WARDA.at: Thema Online Dating: Viele wollen sich nicht auf einen Partner einlassen, weil man sich immer erwartet was besseres zu finden? Warum ist das so?
Marlene: Ich bekomme natürlich viel von meinen Klienten/Klientinnen diesbezüglich zu hören. Es ist tatsächlich nicht so leicht online auf die richtige Person zu stoßen. Beim Online Dating spielen ja in erster Linie äußere Kriterien eine große Rolle. Ein paar Nachrichten später und oft ist es dann schon wieder vorbei. Ich denke Schuld daran ist unser Konsumverhalten. Wir wollen in allen Lebensbereichen ständig mehr.

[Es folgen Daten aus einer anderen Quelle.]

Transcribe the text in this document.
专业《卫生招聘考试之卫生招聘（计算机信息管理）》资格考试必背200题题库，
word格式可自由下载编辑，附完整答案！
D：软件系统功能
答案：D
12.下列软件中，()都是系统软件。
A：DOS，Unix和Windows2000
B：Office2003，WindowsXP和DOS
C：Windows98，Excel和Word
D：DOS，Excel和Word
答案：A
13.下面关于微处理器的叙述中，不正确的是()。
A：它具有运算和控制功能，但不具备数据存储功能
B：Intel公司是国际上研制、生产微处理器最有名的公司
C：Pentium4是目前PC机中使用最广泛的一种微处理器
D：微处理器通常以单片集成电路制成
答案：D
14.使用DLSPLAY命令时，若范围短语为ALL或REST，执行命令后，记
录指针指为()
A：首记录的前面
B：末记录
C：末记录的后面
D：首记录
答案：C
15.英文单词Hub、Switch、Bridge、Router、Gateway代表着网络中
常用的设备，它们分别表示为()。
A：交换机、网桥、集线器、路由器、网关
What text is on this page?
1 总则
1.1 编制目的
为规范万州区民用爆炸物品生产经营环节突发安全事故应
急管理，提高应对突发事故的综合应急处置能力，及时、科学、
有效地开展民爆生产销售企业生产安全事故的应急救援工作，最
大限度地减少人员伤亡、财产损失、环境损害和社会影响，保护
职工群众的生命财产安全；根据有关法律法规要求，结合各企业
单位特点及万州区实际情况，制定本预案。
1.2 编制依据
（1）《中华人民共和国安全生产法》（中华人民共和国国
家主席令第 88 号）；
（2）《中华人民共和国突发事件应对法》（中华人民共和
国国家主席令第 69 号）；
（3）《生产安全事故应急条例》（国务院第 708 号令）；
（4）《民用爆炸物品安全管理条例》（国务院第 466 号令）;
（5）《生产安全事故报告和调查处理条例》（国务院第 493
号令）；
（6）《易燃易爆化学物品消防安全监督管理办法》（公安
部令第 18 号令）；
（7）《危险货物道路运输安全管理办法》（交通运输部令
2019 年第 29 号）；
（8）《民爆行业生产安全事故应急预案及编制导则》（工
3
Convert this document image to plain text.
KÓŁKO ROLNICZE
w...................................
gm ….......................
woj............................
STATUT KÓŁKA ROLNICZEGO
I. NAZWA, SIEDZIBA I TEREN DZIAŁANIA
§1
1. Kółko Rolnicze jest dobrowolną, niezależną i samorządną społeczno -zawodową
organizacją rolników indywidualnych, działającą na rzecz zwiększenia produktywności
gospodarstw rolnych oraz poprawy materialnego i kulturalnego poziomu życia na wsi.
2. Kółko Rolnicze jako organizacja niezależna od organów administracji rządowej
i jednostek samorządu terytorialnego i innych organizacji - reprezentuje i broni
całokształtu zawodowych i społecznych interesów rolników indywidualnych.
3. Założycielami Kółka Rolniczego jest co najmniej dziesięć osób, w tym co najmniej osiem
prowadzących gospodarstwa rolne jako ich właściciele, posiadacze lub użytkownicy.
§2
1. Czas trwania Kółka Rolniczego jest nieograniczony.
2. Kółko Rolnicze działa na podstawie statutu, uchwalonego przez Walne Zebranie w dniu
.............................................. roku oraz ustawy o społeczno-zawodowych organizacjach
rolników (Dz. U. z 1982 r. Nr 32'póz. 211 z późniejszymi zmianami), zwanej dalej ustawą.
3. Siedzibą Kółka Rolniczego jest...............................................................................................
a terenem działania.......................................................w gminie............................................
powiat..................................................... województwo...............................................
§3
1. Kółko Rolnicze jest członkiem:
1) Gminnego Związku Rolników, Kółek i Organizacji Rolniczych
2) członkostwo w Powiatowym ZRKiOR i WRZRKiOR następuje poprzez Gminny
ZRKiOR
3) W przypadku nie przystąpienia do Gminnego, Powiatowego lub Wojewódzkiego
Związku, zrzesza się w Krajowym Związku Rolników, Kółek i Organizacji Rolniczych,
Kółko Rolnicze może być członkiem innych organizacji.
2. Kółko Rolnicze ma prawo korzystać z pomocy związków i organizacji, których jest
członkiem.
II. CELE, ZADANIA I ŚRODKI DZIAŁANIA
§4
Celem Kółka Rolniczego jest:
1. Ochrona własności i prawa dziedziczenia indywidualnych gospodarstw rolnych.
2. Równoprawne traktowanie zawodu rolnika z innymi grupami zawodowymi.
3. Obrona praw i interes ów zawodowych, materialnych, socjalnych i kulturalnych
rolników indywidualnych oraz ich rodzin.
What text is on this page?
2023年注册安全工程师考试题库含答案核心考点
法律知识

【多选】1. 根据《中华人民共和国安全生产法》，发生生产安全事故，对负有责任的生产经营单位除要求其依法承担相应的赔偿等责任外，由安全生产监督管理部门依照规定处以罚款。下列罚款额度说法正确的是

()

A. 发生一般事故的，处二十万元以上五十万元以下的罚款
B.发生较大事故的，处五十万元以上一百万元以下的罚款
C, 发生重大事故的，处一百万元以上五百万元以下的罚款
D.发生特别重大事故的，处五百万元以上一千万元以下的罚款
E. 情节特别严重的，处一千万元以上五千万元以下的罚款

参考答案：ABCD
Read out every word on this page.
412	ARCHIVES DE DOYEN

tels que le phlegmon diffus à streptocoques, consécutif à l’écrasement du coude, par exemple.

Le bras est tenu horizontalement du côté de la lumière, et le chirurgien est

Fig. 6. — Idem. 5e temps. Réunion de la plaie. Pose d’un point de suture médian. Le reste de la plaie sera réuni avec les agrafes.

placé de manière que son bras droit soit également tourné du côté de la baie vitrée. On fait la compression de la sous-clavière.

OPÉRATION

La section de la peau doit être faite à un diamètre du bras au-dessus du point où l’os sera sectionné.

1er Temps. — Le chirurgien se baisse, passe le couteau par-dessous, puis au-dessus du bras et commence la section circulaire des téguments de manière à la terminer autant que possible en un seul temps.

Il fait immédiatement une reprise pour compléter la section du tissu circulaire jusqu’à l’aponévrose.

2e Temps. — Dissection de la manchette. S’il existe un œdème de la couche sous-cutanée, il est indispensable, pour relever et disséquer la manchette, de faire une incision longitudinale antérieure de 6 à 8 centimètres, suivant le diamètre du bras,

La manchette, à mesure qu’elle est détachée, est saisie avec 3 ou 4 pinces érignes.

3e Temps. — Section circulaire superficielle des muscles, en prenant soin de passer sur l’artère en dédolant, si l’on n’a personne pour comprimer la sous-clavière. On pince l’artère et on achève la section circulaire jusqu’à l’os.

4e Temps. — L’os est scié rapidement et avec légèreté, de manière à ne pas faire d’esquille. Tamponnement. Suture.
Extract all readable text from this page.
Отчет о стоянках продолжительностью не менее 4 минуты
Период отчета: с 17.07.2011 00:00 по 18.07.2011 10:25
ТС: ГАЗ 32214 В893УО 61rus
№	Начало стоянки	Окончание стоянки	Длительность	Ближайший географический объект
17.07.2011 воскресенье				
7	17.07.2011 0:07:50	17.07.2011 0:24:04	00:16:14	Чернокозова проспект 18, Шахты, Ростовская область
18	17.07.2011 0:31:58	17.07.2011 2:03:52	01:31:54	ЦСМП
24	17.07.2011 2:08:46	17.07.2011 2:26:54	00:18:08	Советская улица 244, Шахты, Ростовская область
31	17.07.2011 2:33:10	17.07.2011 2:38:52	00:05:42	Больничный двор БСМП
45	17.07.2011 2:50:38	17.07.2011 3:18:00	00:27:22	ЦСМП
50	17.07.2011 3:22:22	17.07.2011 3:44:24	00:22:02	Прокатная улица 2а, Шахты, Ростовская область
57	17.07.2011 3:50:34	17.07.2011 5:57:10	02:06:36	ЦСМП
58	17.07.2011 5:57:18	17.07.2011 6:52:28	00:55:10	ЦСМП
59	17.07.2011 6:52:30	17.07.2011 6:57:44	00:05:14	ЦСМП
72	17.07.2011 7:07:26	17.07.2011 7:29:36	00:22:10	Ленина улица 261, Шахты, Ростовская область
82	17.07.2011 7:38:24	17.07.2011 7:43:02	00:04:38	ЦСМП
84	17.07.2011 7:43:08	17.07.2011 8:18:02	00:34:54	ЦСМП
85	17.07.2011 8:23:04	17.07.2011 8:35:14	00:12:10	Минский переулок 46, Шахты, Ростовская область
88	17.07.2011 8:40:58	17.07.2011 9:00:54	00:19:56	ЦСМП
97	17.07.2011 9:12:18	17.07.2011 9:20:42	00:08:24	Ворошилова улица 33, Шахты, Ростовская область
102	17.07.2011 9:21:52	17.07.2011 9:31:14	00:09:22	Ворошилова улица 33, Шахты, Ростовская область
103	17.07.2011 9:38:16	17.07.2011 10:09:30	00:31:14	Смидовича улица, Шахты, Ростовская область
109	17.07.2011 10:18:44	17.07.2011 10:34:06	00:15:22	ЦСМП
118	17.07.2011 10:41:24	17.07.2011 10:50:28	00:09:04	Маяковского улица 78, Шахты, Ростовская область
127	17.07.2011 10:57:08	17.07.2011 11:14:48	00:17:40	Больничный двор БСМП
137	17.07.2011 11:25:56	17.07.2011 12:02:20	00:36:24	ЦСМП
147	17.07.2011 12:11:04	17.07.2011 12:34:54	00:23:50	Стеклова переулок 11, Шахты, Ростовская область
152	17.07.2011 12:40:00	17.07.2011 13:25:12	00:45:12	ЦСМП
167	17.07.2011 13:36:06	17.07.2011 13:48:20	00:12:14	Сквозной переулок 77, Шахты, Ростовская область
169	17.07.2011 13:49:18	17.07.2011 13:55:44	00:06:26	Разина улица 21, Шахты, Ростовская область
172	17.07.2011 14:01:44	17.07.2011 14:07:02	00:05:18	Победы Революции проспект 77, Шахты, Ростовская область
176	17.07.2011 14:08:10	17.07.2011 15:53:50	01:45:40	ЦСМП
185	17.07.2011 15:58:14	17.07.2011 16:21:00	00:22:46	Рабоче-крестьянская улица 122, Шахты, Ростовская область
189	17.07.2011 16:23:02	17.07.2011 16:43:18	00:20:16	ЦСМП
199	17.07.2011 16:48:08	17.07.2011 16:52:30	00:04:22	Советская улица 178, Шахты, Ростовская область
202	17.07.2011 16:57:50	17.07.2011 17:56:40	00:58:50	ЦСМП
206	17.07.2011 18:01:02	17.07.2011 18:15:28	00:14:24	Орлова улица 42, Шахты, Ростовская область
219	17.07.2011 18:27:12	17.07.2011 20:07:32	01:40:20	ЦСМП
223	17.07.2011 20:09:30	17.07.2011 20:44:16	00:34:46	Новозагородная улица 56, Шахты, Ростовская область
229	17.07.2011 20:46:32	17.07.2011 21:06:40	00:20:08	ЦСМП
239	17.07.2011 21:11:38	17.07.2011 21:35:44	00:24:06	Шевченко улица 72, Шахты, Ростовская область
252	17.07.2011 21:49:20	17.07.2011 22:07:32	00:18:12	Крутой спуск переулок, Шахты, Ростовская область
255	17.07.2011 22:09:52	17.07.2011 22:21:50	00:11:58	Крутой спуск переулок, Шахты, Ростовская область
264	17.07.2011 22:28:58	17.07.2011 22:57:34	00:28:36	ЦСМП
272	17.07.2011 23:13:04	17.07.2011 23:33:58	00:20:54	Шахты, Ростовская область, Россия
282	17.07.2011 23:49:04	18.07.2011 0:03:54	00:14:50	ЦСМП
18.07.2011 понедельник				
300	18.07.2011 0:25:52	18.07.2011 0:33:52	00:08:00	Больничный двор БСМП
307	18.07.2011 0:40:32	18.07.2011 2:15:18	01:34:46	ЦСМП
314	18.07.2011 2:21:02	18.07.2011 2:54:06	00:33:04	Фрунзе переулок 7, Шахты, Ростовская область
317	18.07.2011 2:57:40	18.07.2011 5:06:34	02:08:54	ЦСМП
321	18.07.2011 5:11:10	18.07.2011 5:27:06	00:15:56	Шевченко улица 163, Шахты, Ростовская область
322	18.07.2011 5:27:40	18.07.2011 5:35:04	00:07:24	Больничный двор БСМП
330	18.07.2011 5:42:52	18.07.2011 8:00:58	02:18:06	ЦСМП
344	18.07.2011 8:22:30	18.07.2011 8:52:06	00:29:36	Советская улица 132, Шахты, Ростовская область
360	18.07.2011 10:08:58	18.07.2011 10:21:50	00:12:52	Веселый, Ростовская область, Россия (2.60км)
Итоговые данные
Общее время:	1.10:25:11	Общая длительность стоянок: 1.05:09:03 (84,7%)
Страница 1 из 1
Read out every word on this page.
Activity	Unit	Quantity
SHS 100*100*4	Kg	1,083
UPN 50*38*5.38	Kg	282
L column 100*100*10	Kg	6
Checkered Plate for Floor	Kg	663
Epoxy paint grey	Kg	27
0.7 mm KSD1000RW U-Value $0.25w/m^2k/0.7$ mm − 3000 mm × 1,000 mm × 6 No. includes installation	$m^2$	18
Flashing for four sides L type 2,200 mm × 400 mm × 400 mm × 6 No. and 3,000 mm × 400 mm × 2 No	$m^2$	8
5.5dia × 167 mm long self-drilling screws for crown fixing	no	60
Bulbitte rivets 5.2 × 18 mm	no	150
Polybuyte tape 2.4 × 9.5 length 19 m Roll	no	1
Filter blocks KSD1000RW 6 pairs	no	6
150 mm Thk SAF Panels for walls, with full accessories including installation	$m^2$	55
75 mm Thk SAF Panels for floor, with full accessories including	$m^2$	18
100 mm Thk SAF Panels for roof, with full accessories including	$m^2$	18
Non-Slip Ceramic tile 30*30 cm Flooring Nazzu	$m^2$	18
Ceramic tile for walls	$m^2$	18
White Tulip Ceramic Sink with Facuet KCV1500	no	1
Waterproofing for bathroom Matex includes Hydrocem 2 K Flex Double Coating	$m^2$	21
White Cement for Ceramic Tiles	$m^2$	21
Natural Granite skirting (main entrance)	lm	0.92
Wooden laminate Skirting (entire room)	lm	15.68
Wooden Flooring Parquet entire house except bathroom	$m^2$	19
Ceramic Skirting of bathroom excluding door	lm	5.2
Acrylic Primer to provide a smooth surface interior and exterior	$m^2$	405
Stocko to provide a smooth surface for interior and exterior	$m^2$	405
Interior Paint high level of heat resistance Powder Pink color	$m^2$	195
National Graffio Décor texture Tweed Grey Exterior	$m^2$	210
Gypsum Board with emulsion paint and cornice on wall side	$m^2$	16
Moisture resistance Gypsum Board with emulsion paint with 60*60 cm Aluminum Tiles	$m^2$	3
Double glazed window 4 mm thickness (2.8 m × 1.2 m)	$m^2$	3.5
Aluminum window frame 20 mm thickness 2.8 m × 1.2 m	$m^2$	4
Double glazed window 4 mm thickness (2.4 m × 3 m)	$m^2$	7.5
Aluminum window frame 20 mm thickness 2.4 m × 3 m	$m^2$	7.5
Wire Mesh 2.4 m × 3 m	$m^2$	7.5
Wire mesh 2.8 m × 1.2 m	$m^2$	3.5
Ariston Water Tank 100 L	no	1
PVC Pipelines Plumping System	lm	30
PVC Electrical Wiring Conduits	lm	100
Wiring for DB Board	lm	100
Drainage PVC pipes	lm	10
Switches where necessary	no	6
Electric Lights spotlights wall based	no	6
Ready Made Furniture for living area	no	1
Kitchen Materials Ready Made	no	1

WARDA.at: Was ist das Geheimnis der Liebe?
Marlene: Mut, Kommunikation und ein bisschen Glück. Wahre, tiefe Liebe erfordert Mut – denn sie ist nichts für Zögernde. Es braucht den Mut, sich zu öffnen, verletzlich zu sein und dem anderen wirklich zu begegnen. Liebe bedeutet, sich im anderen wiederzuerkennen, verstanden und gesehen zu werden. Kommunikation ist dabei der Schlüssel, um gemeinsam zu wachsen und auch schwierige Phasen zu meistern. Und ja, ein bisschen Glück gehört auch dazu – die Chance auf Liebe im richtigen Moment zu erkennen und sie dann festzuhalten.